Di kota ini, kami akhirnya menyambangi Masjid Agung Baitunnur yang terletak di samping Alun-alun Kota Pati. Masjid ini mulai dibangun pada 1845 Masehi. Tahun pembangunan itu ditunjukkan oleh prasasti berbentuk kaligrafi milik Masjid Agung Baitunnur yang sekarang berada di Masjid Gambiran. Menurut Dinas Kearsipan Kabupaten Pati, dulu atap Masjid Baitunnur berundak seperti Masjid Agung Demak dan masjid-masjid kuno di Jawa Tengah yang dibangun para wali. Masjid ini tidak memiliki kubah, melainkan bercungkup-berundak, khas rumah-rumah pada masa Jawa kuno—pada 2022, Masjid Baitunnur akhirnya ditambahi kubah setelah lama tidak memiliki kubah. Salah satu peninggalan yang tersisa adalah mimbar unik dan kuno yang berumur sekitar 160 tahun. Mimbar ini merupakan hadiah Raden Adipati Aryo Condro Adinegoro, sembilan tahun setelah pembangunan masjid. Di dalam mimbar tersebut terdapat prasasti bertuliskan huruf Arab Pegon yang berbunyi “yasa dalem kanjeng raden hadipati harya tjandra adhinegara ing mimbar masjid negari pati punika (wulan) jumadal awwal (tahun) dal (tahun) alfun wa mi´ataini wa sab’una (1270 H) utawi (wulan) januari tahun 1854 M”.
Masjid Jami Lasem
Setelah lebih-kurang satu jam mengunjungi Masjid Baitunnur dan berkeliling kota, kami melanjutkan perjalanan ke Juwana, Rembang, Lasem, sebelum beristirahat di Kota Tuban.

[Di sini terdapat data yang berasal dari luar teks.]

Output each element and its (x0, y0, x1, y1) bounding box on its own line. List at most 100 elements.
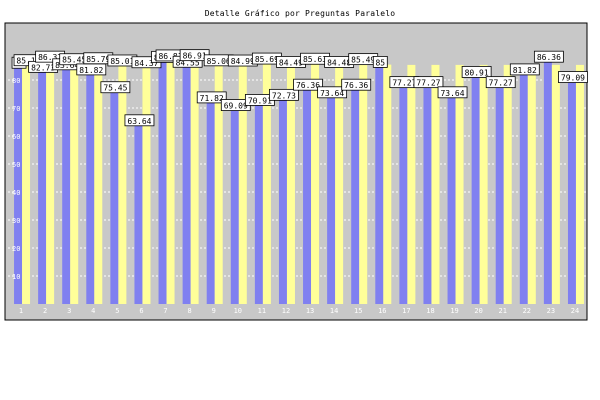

(REMBANG, SABTU, 8 JULI) Membutuhkan waktu sekitar 1,5 jam—tiba di Rembang sekitar pukul 14.30—untuk beristirahat di Rembang, Jawa Tengah. Karena di sepanjang jalur ini dekat sekali dengan pantai, kami rehat sejenak di Pantai Rembang. Maklum, jalur Pati-Rembang lumayan padat akan kendaraan besar semacam truk ataupun kontainer.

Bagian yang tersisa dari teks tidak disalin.